Patchlink Update is one solution that patches Windows and RedHat systems, but will also cover SuSE, Solaris, AIX, NetWare and OSX. Seeing that RedHat and SuSE are two of the dominant Linux distros in enterprise computing, support for these two distributions puts Patchlink in a very advantageous position over its competitors. It’s an agent based architecture that lets you choose how you want to install your patches—either by a scheduled or a manual update.



The great thing about Patchlink is that it touches a lot more operating systems than most update tools.

From a top level perspective, to have one application take care of most of your patching needs across various operating systems and supporting software is a dream come true.
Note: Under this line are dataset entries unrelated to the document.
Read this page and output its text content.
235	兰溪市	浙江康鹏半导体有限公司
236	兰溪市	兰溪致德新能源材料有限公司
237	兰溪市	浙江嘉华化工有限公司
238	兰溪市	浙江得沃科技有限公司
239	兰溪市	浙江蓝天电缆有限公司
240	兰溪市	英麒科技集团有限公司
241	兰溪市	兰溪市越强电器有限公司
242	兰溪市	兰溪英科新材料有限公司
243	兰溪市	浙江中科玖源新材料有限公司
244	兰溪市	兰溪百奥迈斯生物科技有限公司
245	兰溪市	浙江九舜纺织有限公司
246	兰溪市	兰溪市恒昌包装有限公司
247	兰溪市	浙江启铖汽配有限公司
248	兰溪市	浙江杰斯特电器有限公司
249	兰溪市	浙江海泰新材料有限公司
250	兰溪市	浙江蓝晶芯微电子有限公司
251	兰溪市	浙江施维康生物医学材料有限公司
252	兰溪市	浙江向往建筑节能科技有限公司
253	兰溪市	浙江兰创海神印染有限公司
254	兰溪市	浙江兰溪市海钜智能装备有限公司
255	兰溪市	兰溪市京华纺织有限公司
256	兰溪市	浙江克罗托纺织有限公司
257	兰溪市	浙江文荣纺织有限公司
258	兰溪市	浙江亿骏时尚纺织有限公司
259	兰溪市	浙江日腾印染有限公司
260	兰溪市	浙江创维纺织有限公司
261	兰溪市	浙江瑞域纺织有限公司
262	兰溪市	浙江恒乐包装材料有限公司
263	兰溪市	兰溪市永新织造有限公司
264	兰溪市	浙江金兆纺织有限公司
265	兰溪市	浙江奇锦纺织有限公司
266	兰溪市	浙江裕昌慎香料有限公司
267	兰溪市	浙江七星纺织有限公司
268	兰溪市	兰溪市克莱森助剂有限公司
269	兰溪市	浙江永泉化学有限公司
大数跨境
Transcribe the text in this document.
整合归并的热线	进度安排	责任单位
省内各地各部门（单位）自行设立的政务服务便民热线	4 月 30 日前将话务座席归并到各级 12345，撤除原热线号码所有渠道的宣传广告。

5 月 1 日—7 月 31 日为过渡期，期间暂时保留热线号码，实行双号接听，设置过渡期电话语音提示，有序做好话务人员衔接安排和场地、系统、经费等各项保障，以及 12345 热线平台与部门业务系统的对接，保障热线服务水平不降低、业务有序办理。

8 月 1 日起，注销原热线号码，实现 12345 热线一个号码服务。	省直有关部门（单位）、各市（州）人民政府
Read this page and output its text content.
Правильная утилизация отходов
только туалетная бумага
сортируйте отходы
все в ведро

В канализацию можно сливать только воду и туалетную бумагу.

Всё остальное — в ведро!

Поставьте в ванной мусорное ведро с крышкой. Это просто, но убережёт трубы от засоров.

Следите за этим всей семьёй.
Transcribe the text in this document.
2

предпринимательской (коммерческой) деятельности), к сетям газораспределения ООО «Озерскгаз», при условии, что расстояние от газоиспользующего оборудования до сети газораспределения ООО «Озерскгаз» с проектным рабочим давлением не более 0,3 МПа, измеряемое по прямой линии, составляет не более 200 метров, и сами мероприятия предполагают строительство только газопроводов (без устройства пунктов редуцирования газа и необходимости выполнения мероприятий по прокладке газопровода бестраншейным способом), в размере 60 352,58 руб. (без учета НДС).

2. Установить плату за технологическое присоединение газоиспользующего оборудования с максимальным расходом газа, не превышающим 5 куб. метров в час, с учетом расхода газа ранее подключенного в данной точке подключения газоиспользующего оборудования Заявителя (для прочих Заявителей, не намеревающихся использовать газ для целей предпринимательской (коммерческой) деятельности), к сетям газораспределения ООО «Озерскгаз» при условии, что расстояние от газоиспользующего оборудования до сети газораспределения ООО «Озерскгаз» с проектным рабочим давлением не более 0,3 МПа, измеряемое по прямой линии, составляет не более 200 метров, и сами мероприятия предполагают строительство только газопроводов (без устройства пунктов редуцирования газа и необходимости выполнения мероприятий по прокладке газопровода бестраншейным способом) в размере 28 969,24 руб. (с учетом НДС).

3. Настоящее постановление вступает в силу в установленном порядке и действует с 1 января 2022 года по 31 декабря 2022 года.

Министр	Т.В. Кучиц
You get to avoid running multiple patching systems for each OS, saving time and resources that you can deploy elsewhere.



The great thing about Patchlink is that it touches a lot more operating systems than most update tools.

Optimism aside, Patchlink does have its setbacks. For one, I haven’t seen any great performance from its system discovery tool: it’s slow and takes a while to start up on a two-year old server. In fact, I’ve seen it take up to 10 -15 minutes to get going.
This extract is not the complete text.